Gleichmaß und Raffinesse
Der Messias" unter Kurz und Woll
Stuttgarter Nachrichten, 11.12.2007
Unter der Leitung von Dieter Kurz konnte man den "Messias" in der Domkirche St. Eberhard und tags darauf unter der Leitung von Jochen Woll in der Leonhardskirche hören. Dieter Kurz stützte sich dabei auf seinen Württembergischen Kammerchor und das von Wolfgang Rösch angeführte Ensemble Stuttgart. Jochen Woll hatte seinem Jungen Kammerchor Baden-Württemberg das Münchner Barockensemble "L"Arpa Festante" beigeordnet.
Dabei war Dieter Kurz zwar an einer deutlichen Strukturierung des Instrumentalsatzes gelegen, seine animierenden Impulse setzte das Ensemble aber nicht mit dem wünschenswerten Elan um.
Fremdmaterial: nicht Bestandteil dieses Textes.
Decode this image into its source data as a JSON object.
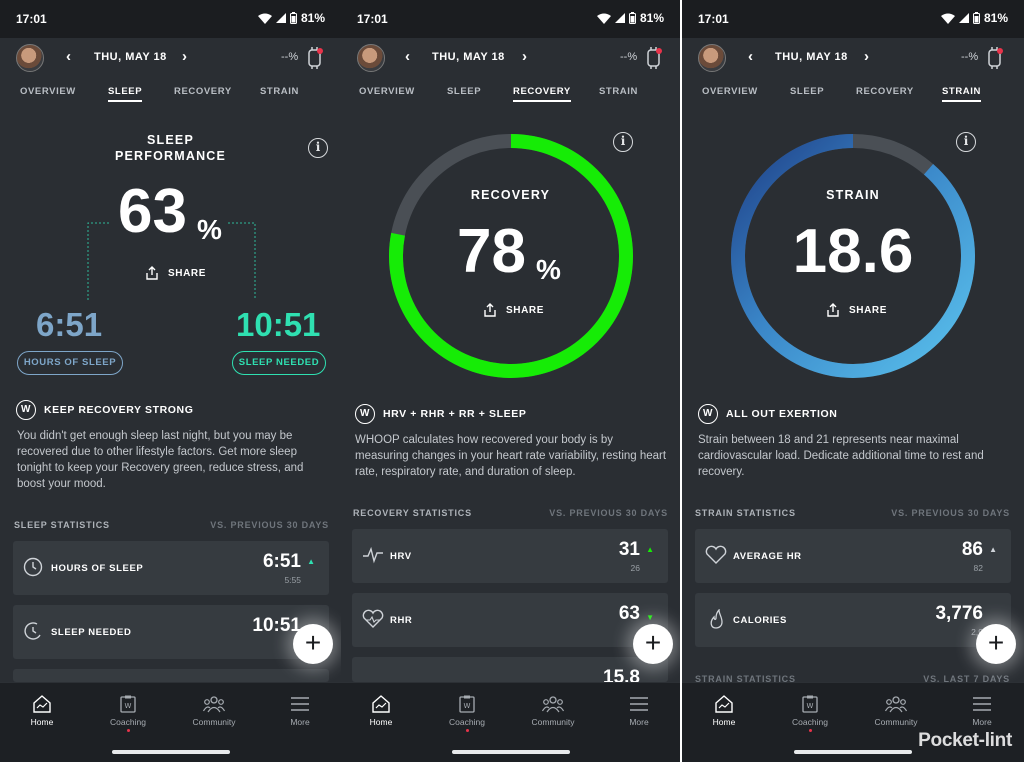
{
  "colors": {
    "recovery_green": "#16ec06",
    "sleep_blue": "#7ea6c9",
    "sleep_needed_teal": "#2fe0b1",
    "strain_blue": "#3f8fd3",
    "bg": "#2a2e33",
    "card": "#363b40"
  },
  "status": {
    "time": "17:01",
    "battery": "81%"
  },
  "header": {
    "date": "THU, MAY 18",
    "battery_pct": "--%"
  },
  "tabs": [
    "OVERVIEW",
    "SLEEP",
    "RECOVERY",
    "STRAIN"
  ],
  "sleep": {
    "title_line1": "SLEEP",
    "title_line2": "PERFORMANCE",
    "score": "63",
    "score_unit": "%",
    "share": "SHARE",
    "hours": "6:51",
    "hours_label": "HOURS OF SLEEP",
    "needed": "10:51",
    "needed_label": "SLEEP NEEDED",
    "insight_title": "KEEP RECOVERY STRONG",
    "insight_body": "You didn't get enough sleep last night, but you may be recovered due to other lifestyle factors. Get more sleep tonight to keep your Recovery green, reduce stress, and boost your mood.",
    "stats_title": "SLEEP STATISTICS",
    "stats_vs": "VS. PREVIOUS 30 DAYS",
    "stats": [
      {
        "label": "HOURS OF SLEEP",
        "value": "6:51",
        "prev": "5:55",
        "icon": "clock-icon"
      },
      {
        "label": "SLEEP NEEDED",
        "value": "10:51",
        "prev": "9:",
        "icon": "moon-clock-icon"
      }
    ]
  },
  "recovery": {
    "title": "RECOVERY",
    "score": "78",
    "score_unit": "%",
    "progress": 0.78,
    "share": "SHARE",
    "insight_title": "HRV + RHR + RR + SLEEP",
    "insight_body": "WHOOP calculates how recovered your body is by measuring changes in your heart rate variability, resting heart rate, respiratory rate, and duration of sleep.",
    "stats_title": "RECOVERY STATISTICS",
    "stats_vs": "VS. PREVIOUS 30 DAYS",
    "stats": [
      {
        "label": "HRV",
        "value": "31",
        "prev": "26",
        "icon": "pulse-icon"
      },
      {
        "label": "RHR",
        "value": "63",
        "prev": "",
        "icon": "heart-rate-icon"
      },
      {
        "label": "",
        "value": "15.8",
        "prev": "",
        "icon": "lungs-icon"
      }
    ]
  },
  "strain": {
    "title": "STRAIN",
    "score": "18.6",
    "progress": 0.886,
    "share": "SHARE",
    "insight_title": "ALL OUT EXERTION",
    "insight_body": "Strain between 18 and 21 represents near maximal cardiovascular load. Dedicate additional time to rest and recovery.",
    "stats_title": "STRAIN STATISTICS",
    "stats_vs": "VS. PREVIOUS 30 DAYS",
    "stats": [
      {
        "label": "AVERAGE HR",
        "value": "86",
        "prev": "82",
        "icon": "heart-icon"
      },
      {
        "label": "CALORIES",
        "value": "3,776",
        "prev": "2,9",
        "icon": "flame-icon"
      }
    ],
    "stats2_title": "STRAIN STATISTICS",
    "stats2_vs": "VS. LAST 7 DAYS"
  },
  "nav": [
    {
      "label": "Home",
      "icon": "home-icon"
    },
    {
      "label": "Coaching",
      "icon": "coaching-icon"
    },
    {
      "label": "Community",
      "icon": "community-icon"
    },
    {
      "label": "More",
      "icon": "menu-icon"
    }
  ],
  "watermark": "Pocket-lint"
}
Das so entstehende pauschalierende Gleichmaß verhinderte die Durchleuchtung der Details. Der Württembergische Kammerchor zeigte sich strahlkräftig und stimmlich gut ausbalanciert, er vermochte Händels Figurationen locker sprudeln zu lassen, doch er differenzierte nicht genug und blieb in seiner Interpretation steif und unflexibel. Die Solisten, allen voran die ihre Stimme makellos führende Marlis Petersen (Sopran), nicht minder aber auch der seine vokalen Mittel variabel einsetzende Michael Volle (Bass), ebenso Julius Pfeifer (Tenor) und Kathrin Koch (Alt) zeigten sich gestalterisch agil.
Trotzdem eröffnete sich in Wolls "Messias"-Aufführung eine ganz andere, um ein Vielfaches lebendigere Ausdruckswelt. Da bildeten die in der historischen Musizierpraxis bewanderten Vokalsolisten, die stimmlich silberglänzende Monika Mauch (Sopran), der balsamisch weich modellierende David Erler (Altus), der rhetorisch spannungsreich ausformulierende Andreas Weller (Tenor) sowie der stimmkräftige, dabei ungemein feinsinnig gestaltende Dominik Wörner (Bass) den Notentext fesselnd ab. Der Junge Kammerchor zeigte sich gestalterisch reaktionsschnell und differenzierungsfreudig. Ein besonderes Plus war das Orchester, das den Instrumentalsatz raffiniert und plastisch ausleuchtete. Besonders überzeugte die genauestens überdachte Übereinkunft der Instrumentalisten mit den Vokalisten - eine hoch sensible Wechselbeziehung.